What is a First-Year Seminar?
University seminar courses are small classes (usually with 30 students) designed to give students the opportunity to discuss and research topics of interest in a core subject area. Most university students are in their third or fourth year of study before they have the opportunity to take seminar courses. As a Carleton BA student, you are provided with this experience at the first-year level through enrolment in your First-Year Seminar (FYSM). First-Year Seminar instructors are committed to teaching and mentoring first-year students as they make the transition into university life. FYSM instructors incorporate their own research interests in to the course material, enriching the experience for both the instructor and the student.

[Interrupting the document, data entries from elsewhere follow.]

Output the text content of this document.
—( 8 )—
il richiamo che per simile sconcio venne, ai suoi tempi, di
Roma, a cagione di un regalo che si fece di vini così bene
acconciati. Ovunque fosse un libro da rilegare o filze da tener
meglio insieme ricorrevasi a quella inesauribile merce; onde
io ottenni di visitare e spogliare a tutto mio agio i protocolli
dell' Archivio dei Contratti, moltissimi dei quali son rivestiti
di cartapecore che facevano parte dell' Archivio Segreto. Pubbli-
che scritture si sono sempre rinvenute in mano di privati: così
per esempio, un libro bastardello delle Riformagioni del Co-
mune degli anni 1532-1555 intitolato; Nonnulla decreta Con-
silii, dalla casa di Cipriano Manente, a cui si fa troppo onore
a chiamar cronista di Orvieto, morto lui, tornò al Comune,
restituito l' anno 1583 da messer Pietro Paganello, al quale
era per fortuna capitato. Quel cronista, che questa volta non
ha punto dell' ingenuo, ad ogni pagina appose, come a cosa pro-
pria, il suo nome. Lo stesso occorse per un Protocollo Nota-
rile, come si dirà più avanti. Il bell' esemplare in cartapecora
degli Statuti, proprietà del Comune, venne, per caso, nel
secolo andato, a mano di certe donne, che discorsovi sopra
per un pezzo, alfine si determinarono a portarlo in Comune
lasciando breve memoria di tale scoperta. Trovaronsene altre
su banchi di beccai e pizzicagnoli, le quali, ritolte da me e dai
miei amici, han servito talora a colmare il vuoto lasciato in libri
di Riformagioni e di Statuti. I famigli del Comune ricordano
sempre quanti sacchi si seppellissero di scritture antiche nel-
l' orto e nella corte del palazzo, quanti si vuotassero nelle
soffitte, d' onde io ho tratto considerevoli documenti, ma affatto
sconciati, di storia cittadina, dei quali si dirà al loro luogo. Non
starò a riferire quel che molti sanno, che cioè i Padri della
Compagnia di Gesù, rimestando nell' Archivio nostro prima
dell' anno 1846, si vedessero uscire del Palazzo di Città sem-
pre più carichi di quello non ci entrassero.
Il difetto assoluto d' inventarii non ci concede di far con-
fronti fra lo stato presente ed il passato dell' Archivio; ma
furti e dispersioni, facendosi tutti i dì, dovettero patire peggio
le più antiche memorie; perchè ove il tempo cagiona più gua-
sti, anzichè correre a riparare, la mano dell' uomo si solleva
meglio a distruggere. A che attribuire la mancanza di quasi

Patricia Ballamingie has taught FYSMs for several years and sums the goals up very well: “The seminar is geared towards helping students feel comfortable, intellectually stimulated, and productive within the university environment. To this end, students will begin to develop skills in essay writing, critical thinking, problem solving and media literacy. They will also improve on verbal communication skills by presenting their ideas to a broader audience.” Many students report that the critical thinking and study skills they develop in their first-year seminars contribute to their academic successes in other courses.
The FYSM Difference
Besides giving first-year students a small classroom experience with no more than 30 students, First-Year Seminars (FYSMs) also function to help first-year students achieve specific goals. All FYSMs offer:
- close analysis of texts, theories, etc., (not just rote memorization of texts written for first-year courses),
- interactive learning (particularly with the instructor),
- early assessment and evaluation,
- a culminating project (providing a transition to upper-year work),
- teamwork (small-group assignments and projects), and
- consultation and advising by the instructor in terms of course issues as well as the first-year experience, more generally.